UNSUNG HERO

Memory lapse

On the 100th anniversary of the Champaran Satyagraha, the family of the man who saved Gandhi says the country has forgotten him

  • The family is upset that the government didn’t honour Batak Mian during the 100th anniversary celebrations of the Champaran Satyagraha.

22memoryiapsenew Illustration: Job P.K.

The plot was hatched. And a poor Muslim cook was at the centre of it. The year was 1917. Mahatma Gandhi was visiting Champaran in Bihar to see for himself the plight of the farmers who were being forced by the landlords to grow indigo. During the visit, he got a dinner invitation from an Englishman, Erwin, who was the manager of an indigo plantation.

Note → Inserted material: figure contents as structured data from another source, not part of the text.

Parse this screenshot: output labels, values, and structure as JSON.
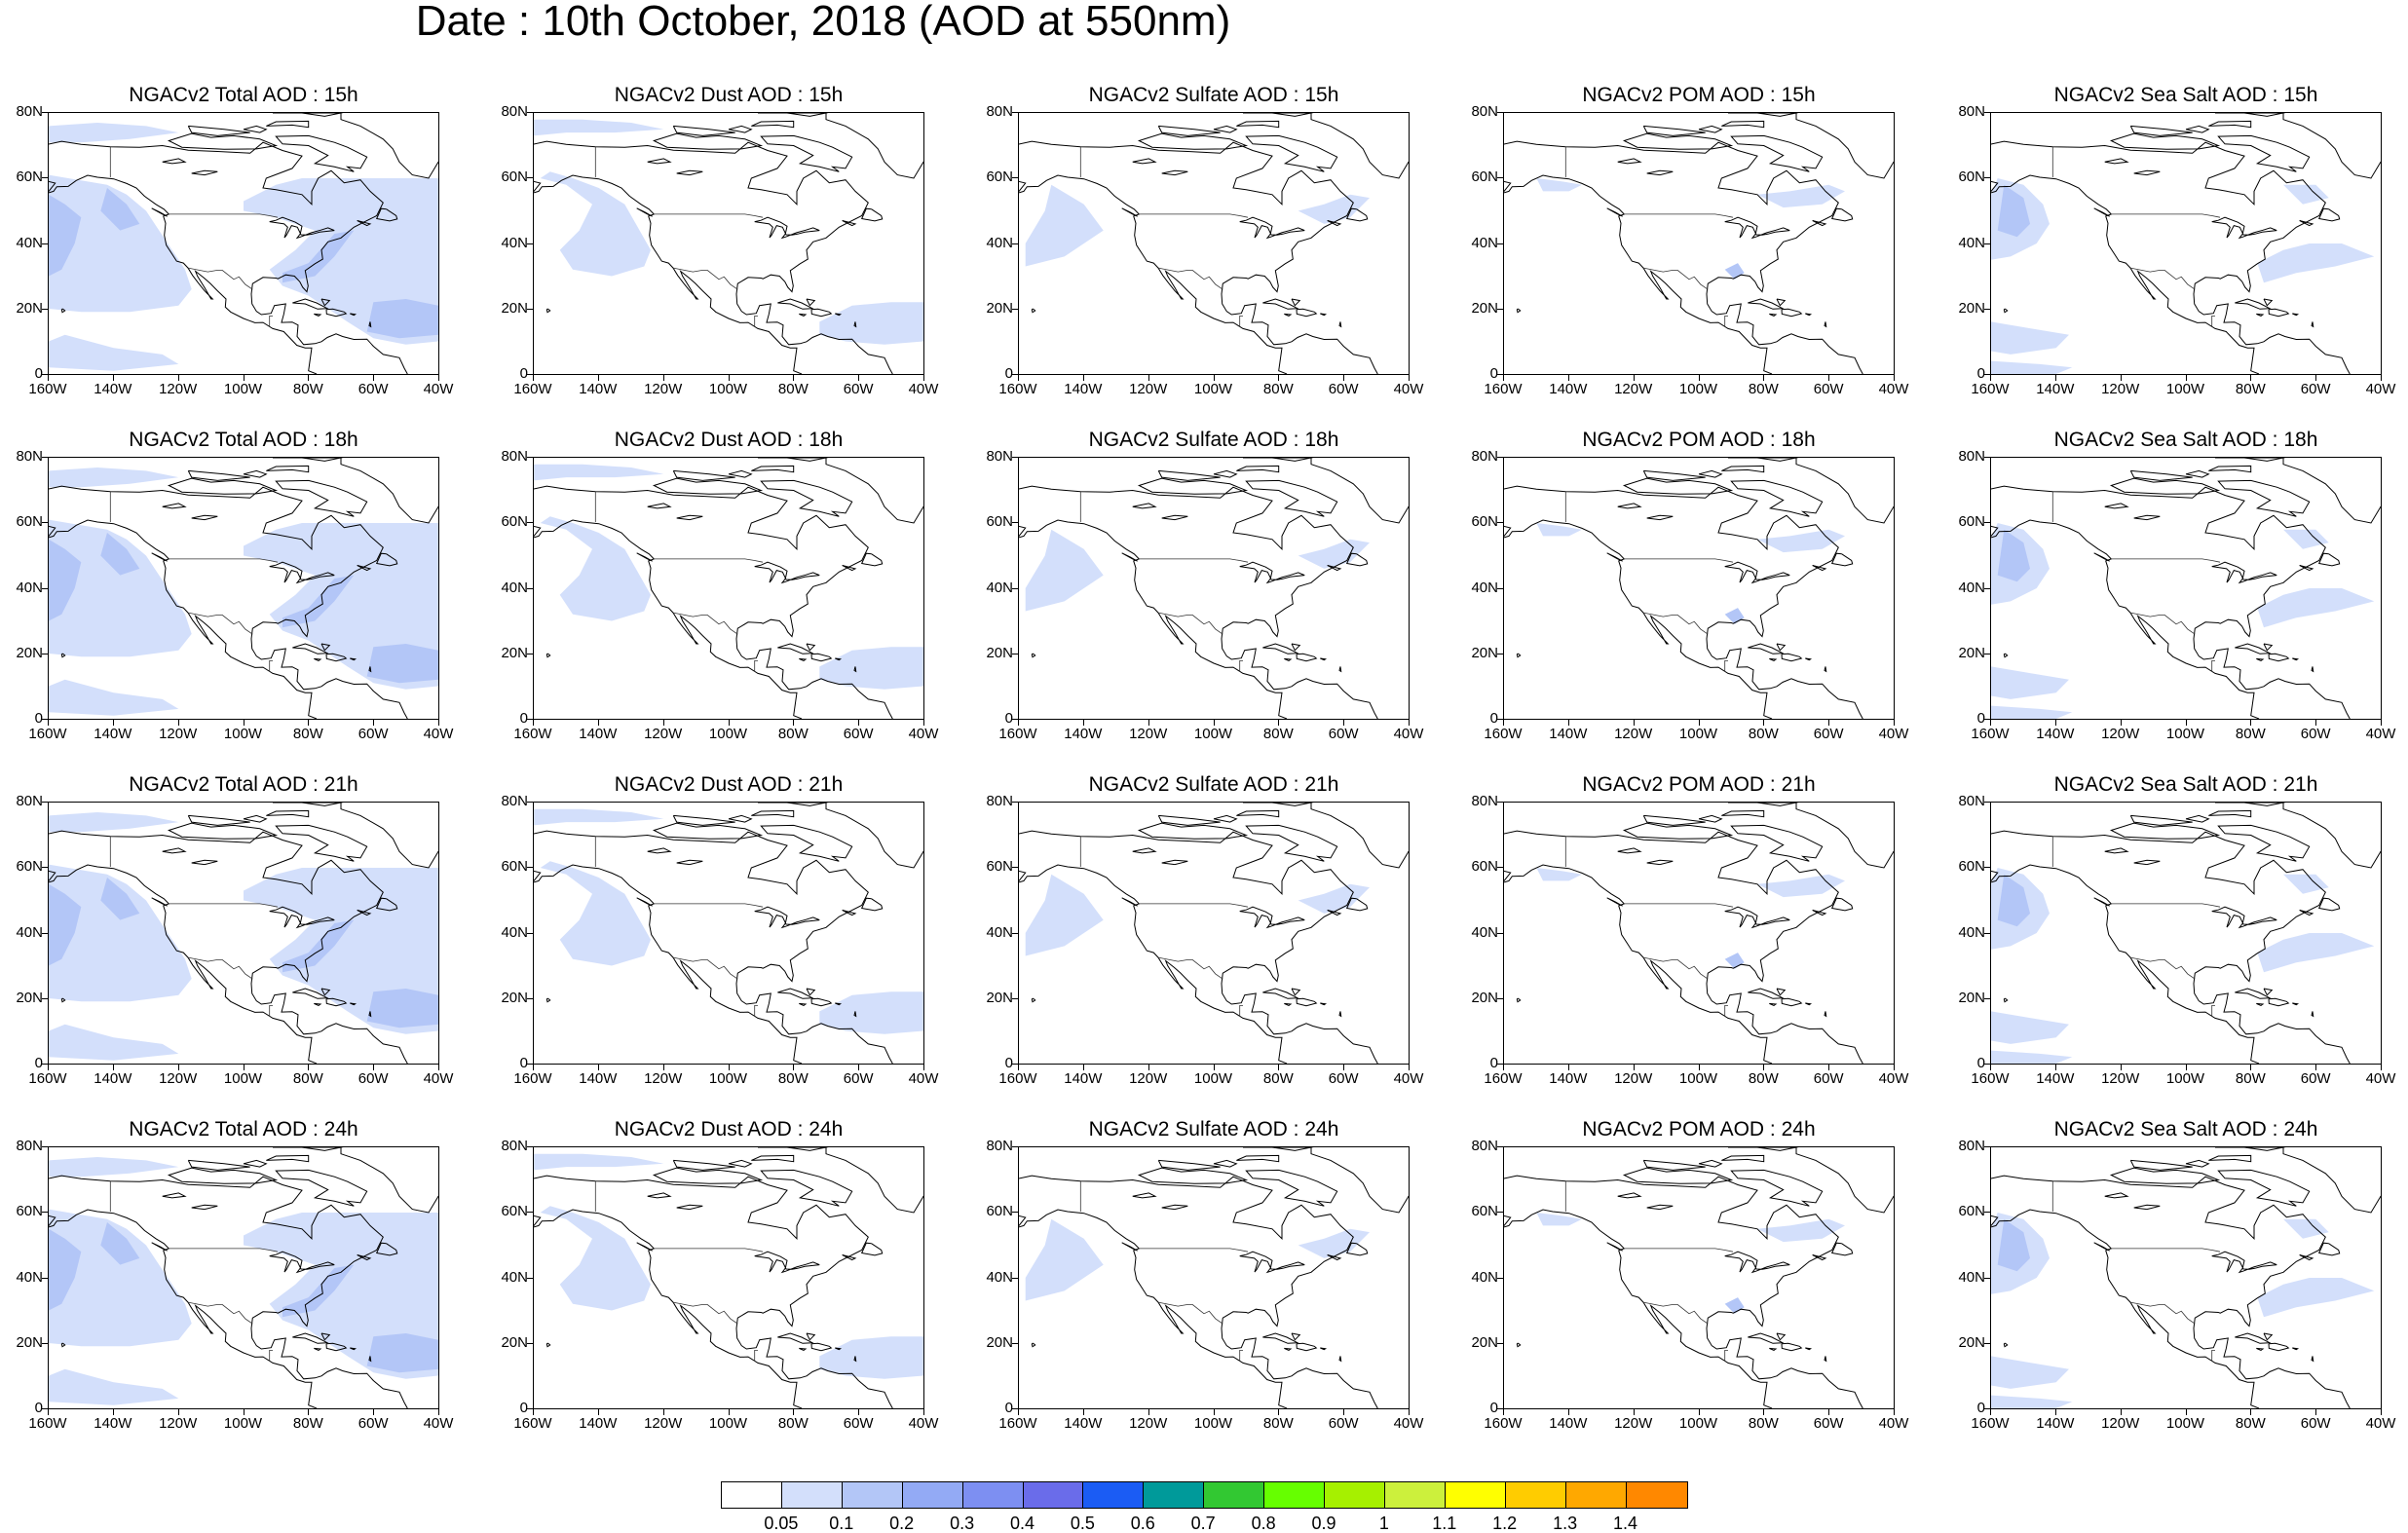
{
  "title": "Date : 10th October, 2018 (AOD at 550nm)",
  "axes": {
    "lat_labels": [
      "80N",
      "60N",
      "40N",
      "20N",
      "0"
    ],
    "lon_labels": [
      "160W",
      "140W",
      "120W",
      "100W",
      "80W",
      "60W",
      "40W"
    ]
  },
  "panels": [
    {
      "title": "NGACv2 Total AOD : 15h",
      "species": "total",
      "hour": 15
    },
    {
      "title": "NGACv2 Dust AOD : 15h",
      "species": "dust",
      "hour": 15
    },
    {
      "title": "NGACv2 Sulfate AOD : 15h",
      "species": "sulfate",
      "hour": 15
    },
    {
      "title": "NGACv2 POM AOD : 15h",
      "species": "pom",
      "hour": 15
    },
    {
      "title": "NGACv2 Sea Salt AOD : 15h",
      "species": "seasalt",
      "hour": 15
    },
    {
      "title": "NGACv2 Total AOD : 18h",
      "species": "total",
      "hour": 18
    },
    {
      "title": "NGACv2 Dust AOD : 18h",
      "species": "dust",
      "hour": 18
    },
    {
      "title": "NGACv2 Sulfate AOD : 18h",
      "species": "sulfate",
      "hour": 18
    },
    {
      "title": "NGACv2 POM AOD : 18h",
      "species": "pom",
      "hour": 18
    },
    {
      "title": "NGACv2 Sea Salt AOD : 18h",
      "species": "seasalt",
      "hour": 18
    },
    {
      "title": "NGACv2 Total AOD : 21h",
      "species": "total",
      "hour": 21
    },
    {
      "title": "NGACv2 Dust AOD : 21h",
      "species": "dust",
      "hour": 21
    },
    {
      "title": "NGACv2 Sulfate AOD : 21h",
      "species": "sulfate",
      "hour": 21
    },
    {
      "title": "NGACv2 POM AOD : 21h",
      "species": "pom",
      "hour": 21
    },
    {
      "title": "NGACv2 Sea Salt AOD : 21h",
      "species": "seasalt",
      "hour": 21
    },
    {
      "title": "NGACv2 Total AOD : 24h",
      "species": "total",
      "hour": 24
    },
    {
      "title": "NGACv2 Dust AOD : 24h",
      "species": "dust",
      "hour": 24
    },
    {
      "title": "NGACv2 Sulfate AOD : 24h",
      "species": "sulfate",
      "hour": 24
    },
    {
      "title": "NGACv2 POM AOD : 24h",
      "species": "pom",
      "hour": 24
    },
    {
      "title": "NGACv2 Sea Salt  AOD : 24h",
      "species": "seasalt",
      "hour": 24
    }
  ],
  "colorbar": {
    "colors": [
      "#ffffff",
      "#d3dffb",
      "#b3c6f7",
      "#93aaf5",
      "#7d8ff2",
      "#6a6cea",
      "#1b5cf4",
      "#009a9a",
      "#32c832",
      "#66ff00",
      "#a6f000",
      "#ccf03c",
      "#ffff00",
      "#ffcc00",
      "#ffa800",
      "#ff8800",
      "#ff5a00",
      "#ff2400"
    ],
    "labels": [
      "0.05",
      "0.1",
      "0.2",
      "0.3",
      "0.4",
      "0.5",
      "0.6",
      "0.7",
      "0.8",
      "0.9",
      "1",
      "1.1",
      "1.2",
      "1.3",
      "1.4"
    ]
  }
}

Erwin had planned to eliminate Gandhi by serving him a glass of milk laced with poison, and the task was assigned to his cook, Batak Mian.

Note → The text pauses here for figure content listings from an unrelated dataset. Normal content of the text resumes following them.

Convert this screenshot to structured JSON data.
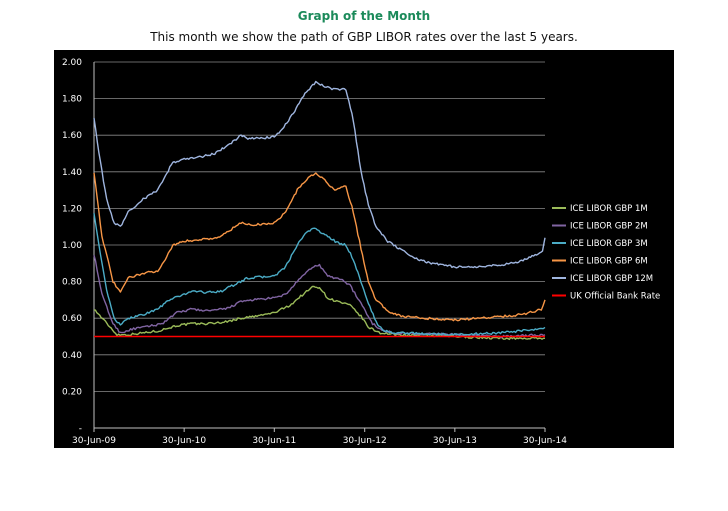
{
  "header": {
    "title": "Graph of the Month",
    "subtitle": "This month we show the path of GBP LIBOR rates over the last 5 years."
  },
  "chart_data": {
    "type": "line",
    "title": "",
    "xlabel": "",
    "ylabel": "",
    "ylim": [
      0,
      2.0
    ],
    "y_ticks": [
      0,
      0.2,
      0.4,
      0.6,
      0.8,
      1.0,
      1.2,
      1.4,
      1.6,
      1.8,
      2.0
    ],
    "y_tick_labels": [
      "-",
      "0.20",
      "0.40",
      "0.60",
      "0.80",
      "1.00",
      "1.20",
      "1.40",
      "1.60",
      "1.80",
      "2.00"
    ],
    "x_range": [
      "2009-06-30",
      "2014-06-30"
    ],
    "x_ticks": [
      "2009-06-30",
      "2010-06-30",
      "2011-06-30",
      "2012-06-30",
      "2013-06-30",
      "2014-06-30"
    ],
    "x_tick_labels": [
      "30-Jun-09",
      "30-Jun-10",
      "30-Jun-11",
      "30-Jun-12",
      "30-Jun-13",
      "30-Jun-14"
    ],
    "background": "#000000",
    "grid": true,
    "legend_position": "right",
    "series": [
      {
        "name": "ICE LIBOR GBP 1M",
        "color": "#9bbb59",
        "points": [
          [
            "2009-06-30",
            0.65
          ],
          [
            "2009-08-15",
            0.58
          ],
          [
            "2009-10-01",
            0.51
          ],
          [
            "2009-11-15",
            0.51
          ],
          [
            "2010-01-15",
            0.52
          ],
          [
            "2010-03-15",
            0.53
          ],
          [
            "2010-06-01",
            0.56
          ],
          [
            "2010-08-01",
            0.57
          ],
          [
            "2010-10-01",
            0.57
          ],
          [
            "2010-12-15",
            0.58
          ],
          [
            "2011-02-15",
            0.6
          ],
          [
            "2011-04-15",
            0.61
          ],
          [
            "2011-06-30",
            0.63
          ],
          [
            "2011-09-01",
            0.67
          ],
          [
            "2011-10-15",
            0.72
          ],
          [
            "2011-12-01",
            0.77
          ],
          [
            "2011-12-30",
            0.77
          ],
          [
            "2012-02-01",
            0.71
          ],
          [
            "2012-03-15",
            0.69
          ],
          [
            "2012-05-01",
            0.67
          ],
          [
            "2012-06-15",
            0.61
          ],
          [
            "2012-07-15",
            0.55
          ],
          [
            "2012-09-01",
            0.52
          ],
          [
            "2012-11-01",
            0.51
          ],
          [
            "2013-06-30",
            0.5
          ],
          [
            "2014-01-01",
            0.49
          ],
          [
            "2014-06-30",
            0.49
          ]
        ]
      },
      {
        "name": "ICE LIBOR GBP 2M",
        "color": "#8064a2",
        "points": [
          [
            "2009-06-30",
            0.95
          ],
          [
            "2009-08-01",
            0.73
          ],
          [
            "2009-09-15",
            0.57
          ],
          [
            "2009-10-15",
            0.52
          ],
          [
            "2009-12-01",
            0.54
          ],
          [
            "2010-01-15",
            0.55
          ],
          [
            "2010-04-01",
            0.57
          ],
          [
            "2010-06-01",
            0.63
          ],
          [
            "2010-08-01",
            0.65
          ],
          [
            "2010-10-01",
            0.64
          ],
          [
            "2010-12-15",
            0.65
          ],
          [
            "2011-02-15",
            0.69
          ],
          [
            "2011-04-01",
            0.7
          ],
          [
            "2011-06-30",
            0.71
          ],
          [
            "2011-08-15",
            0.73
          ],
          [
            "2011-10-01",
            0.8
          ],
          [
            "2011-12-01",
            0.88
          ],
          [
            "2011-12-30",
            0.89
          ],
          [
            "2012-02-01",
            0.83
          ],
          [
            "2012-04-01",
            0.81
          ],
          [
            "2012-05-01",
            0.78
          ],
          [
            "2012-06-15",
            0.68
          ],
          [
            "2012-08-01",
            0.57
          ],
          [
            "2012-09-15",
            0.53
          ],
          [
            "2012-11-01",
            0.52
          ],
          [
            "2013-06-30",
            0.51
          ],
          [
            "2014-01-01",
            0.5
          ],
          [
            "2014-06-30",
            0.51
          ]
        ]
      },
      {
        "name": "ICE LIBOR GBP 3M",
        "color": "#4bacc6",
        "points": [
          [
            "2009-06-30",
            1.18
          ],
          [
            "2009-07-20",
            1.0
          ],
          [
            "2009-08-20",
            0.75
          ],
          [
            "2009-09-20",
            0.6
          ],
          [
            "2009-10-15",
            0.56
          ],
          [
            "2009-11-15",
            0.6
          ],
          [
            "2010-01-15",
            0.62
          ],
          [
            "2010-03-15",
            0.65
          ],
          [
            "2010-05-01",
            0.7
          ],
          [
            "2010-06-30",
            0.73
          ],
          [
            "2010-08-01",
            0.75
          ],
          [
            "2010-10-01",
            0.74
          ],
          [
            "2010-12-01",
            0.75
          ],
          [
            "2011-01-15",
            0.78
          ],
          [
            "2011-03-15",
            0.82
          ],
          [
            "2011-06-30",
            0.83
          ],
          [
            "2011-08-15",
            0.88
          ],
          [
            "2011-10-01",
            1.0
          ],
          [
            "2011-11-15",
            1.08
          ],
          [
            "2011-12-15",
            1.09
          ],
          [
            "2012-01-15",
            1.06
          ],
          [
            "2012-03-15",
            1.01
          ],
          [
            "2012-04-15",
            1.0
          ],
          [
            "2012-05-15",
            0.92
          ],
          [
            "2012-06-15",
            0.8
          ],
          [
            "2012-07-15",
            0.68
          ],
          [
            "2012-08-15",
            0.58
          ],
          [
            "2012-09-15",
            0.53
          ],
          [
            "2012-11-01",
            0.52
          ],
          [
            "2013-06-30",
            0.51
          ],
          [
            "2014-01-01",
            0.52
          ],
          [
            "2014-06-15",
            0.54
          ],
          [
            "2014-06-30",
            0.55
          ]
        ]
      },
      {
        "name": "ICE LIBOR GBP 6M",
        "color": "#f79646",
        "points": [
          [
            "2009-06-30",
            1.4
          ],
          [
            "2009-08-01",
            1.05
          ],
          [
            "2009-09-15",
            0.8
          ],
          [
            "2009-10-15",
            0.74
          ],
          [
            "2009-11-15",
            0.82
          ],
          [
            "2010-01-01",
            0.84
          ],
          [
            "2010-03-15",
            0.86
          ],
          [
            "2010-04-15",
            0.92
          ],
          [
            "2010-05-15",
            1.0
          ],
          [
            "2010-06-30",
            1.02
          ],
          [
            "2010-09-01",
            1.03
          ],
          [
            "2010-11-15",
            1.04
          ],
          [
            "2011-01-01",
            1.08
          ],
          [
            "2011-02-15",
            1.12
          ],
          [
            "2011-04-01",
            1.11
          ],
          [
            "2011-06-30",
            1.12
          ],
          [
            "2011-08-15",
            1.18
          ],
          [
            "2011-10-01",
            1.3
          ],
          [
            "2011-11-15",
            1.37
          ],
          [
            "2011-12-15",
            1.39
          ],
          [
            "2012-01-15",
            1.36
          ],
          [
            "2012-03-01",
            1.3
          ],
          [
            "2012-04-15",
            1.32
          ],
          [
            "2012-05-15",
            1.18
          ],
          [
            "2012-06-15",
            0.98
          ],
          [
            "2012-07-15",
            0.8
          ],
          [
            "2012-08-15",
            0.7
          ],
          [
            "2012-10-01",
            0.64
          ],
          [
            "2012-12-01",
            0.61
          ],
          [
            "2013-03-01",
            0.6
          ],
          [
            "2013-06-30",
            0.59
          ],
          [
            "2013-10-01",
            0.6
          ],
          [
            "2014-01-01",
            0.61
          ],
          [
            "2014-04-01",
            0.62
          ],
          [
            "2014-06-15",
            0.65
          ],
          [
            "2014-06-30",
            0.7
          ]
        ]
      },
      {
        "name": "ICE LIBOR GBP 12M",
        "color": "#9fb5df",
        "points": [
          [
            "2009-06-30",
            1.7
          ],
          [
            "2009-07-20",
            1.5
          ],
          [
            "2009-08-20",
            1.25
          ],
          [
            "2009-09-20",
            1.12
          ],
          [
            "2009-10-15",
            1.1
          ],
          [
            "2009-11-15",
            1.18
          ],
          [
            "2010-01-15",
            1.25
          ],
          [
            "2010-03-15",
            1.3
          ],
          [
            "2010-04-15",
            1.38
          ],
          [
            "2010-05-15",
            1.45
          ],
          [
            "2010-06-30",
            1.47
          ],
          [
            "2010-09-01",
            1.48
          ],
          [
            "2010-11-01",
            1.5
          ],
          [
            "2011-01-01",
            1.55
          ],
          [
            "2011-02-15",
            1.6
          ],
          [
            "2011-03-15",
            1.58
          ],
          [
            "2011-06-30",
            1.59
          ],
          [
            "2011-08-01",
            1.63
          ],
          [
            "2011-09-15",
            1.72
          ],
          [
            "2011-11-01",
            1.83
          ],
          [
            "2011-12-15",
            1.89
          ],
          [
            "2012-01-15",
            1.87
          ],
          [
            "2012-03-01",
            1.85
          ],
          [
            "2012-04-15",
            1.85
          ],
          [
            "2012-05-15",
            1.68
          ],
          [
            "2012-06-15",
            1.4
          ],
          [
            "2012-07-15",
            1.22
          ],
          [
            "2012-08-15",
            1.1
          ],
          [
            "2012-10-01",
            1.02
          ],
          [
            "2012-12-01",
            0.97
          ],
          [
            "2013-02-01",
            0.92
          ],
          [
            "2013-04-01",
            0.9
          ],
          [
            "2013-06-30",
            0.88
          ],
          [
            "2013-10-01",
            0.88
          ],
          [
            "2014-01-01",
            0.89
          ],
          [
            "2014-03-15",
            0.91
          ],
          [
            "2014-05-15",
            0.94
          ],
          [
            "2014-06-20",
            0.97
          ],
          [
            "2014-06-30",
            1.04
          ]
        ]
      },
      {
        "name": "UK Official Bank Rate",
        "color": "#ff0000",
        "points": [
          [
            "2009-06-30",
            0.5
          ],
          [
            "2014-06-30",
            0.5
          ]
        ]
      }
    ]
  }
}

When the time came, Batak Mian presented the glass of milk to Gandhi, but he also warned him of its contents. Dr Rajendra Prasad witnessed the entire episode. Though Gandhi escaped the sinister plot and successfully led the Champaran Satyagraha, Batak Mian had to pay a heavy price for it. He was dismissed from work, put behind bars and tortured. His house and land in Siswa Ajgari, a village near Motihari, were auctioned and his family was forced to leave the village.

In 1950, after Prasad was elected as the first president of India, he visited Motihari which was the headquarters of an undivided Champaran. A crowd gathered at the railway station to welcome him. On alighting from the train, Prasad witnessed a commotion near the entrance. He saw an old man trying to make his way towards him. Prasad recognised him instantly and walked up to him and hugged him. He told the crowd that it was Batak Mian, the man who saved Gandhi’s life. Prasad wondered aloud what would have happened to the country if Batak Mian had given in to the plantation manager’s inducements and threats.

When Prasad was informed of the hardships faced by Batak Mian and his family, he ordered the collector of Tirhut division, which comprises six districts including East and West Champaran, to give 50 acres of land to Batak Mian and his three sons, Rashid Ansari, Sher Mohammed Ansari and Mohammad Jaan Ansari.

However, 100 years after the Champaran Satyagraha, Batak Mian’s grandchildren are still waiting for the government to honour its promise. According to Alauddin and Kalam Ansari, sons of Batak Mian’s youngest son Mohammad Jaan Ansari, the family got just six acres, not in Siswa Ajgari, but in Ekwa Parsauni village in West Champaran in 1958, a year after Batak Mian died. About 110 kilometres from Motihari, the land falls under the Valmiki Tiger Reserve forest area bordering Nepal. Mohammed Jaan and his family moved to Ekwa Parsauni in 1961 and have been living there since then. They live very close to a river and the fear of flooding and attacks by wild animals rattles them. Illiterate, they make a living as labourers.

23batakmian Place in history: Batak Mian’s grandchildren with his photograph | M.S. Anoop

In 2010, after a newspaper carried a report on the pitiable plight of the family, then president Pratibha Patil ordered the district magistrates of East and West Champaran to present a report on action taken by the Bihar government to fulfil Prasad’s promise. But nothing came of it. “We are fed up with the attitude of the authorities in sanctioning the land,” says Kalam. “We are planning a satyagraha at Jantar Mantar in New Delhi. For years, we have been running from pillar to post to get the land.”

The family is also upset that the government didn’t honour Batak Mian during the 100th anniversary celebrations of the Champaran Satyagraha. “Though the state government organised various functions in Patna and Motihari, we didn’t get an invitation or felicitation,” says Alauddin.

In Siswa Ajgari, the tombs of Batak Mian and his wife, Indira Khatoon, lie unattended to. “We want the government to build good roads and other facilities in our village so that we could turn it into a memorial,” say Naimudeen and Sarfullah, two locals who are pained by the government’s apathy towards the legacy of an unsung hero.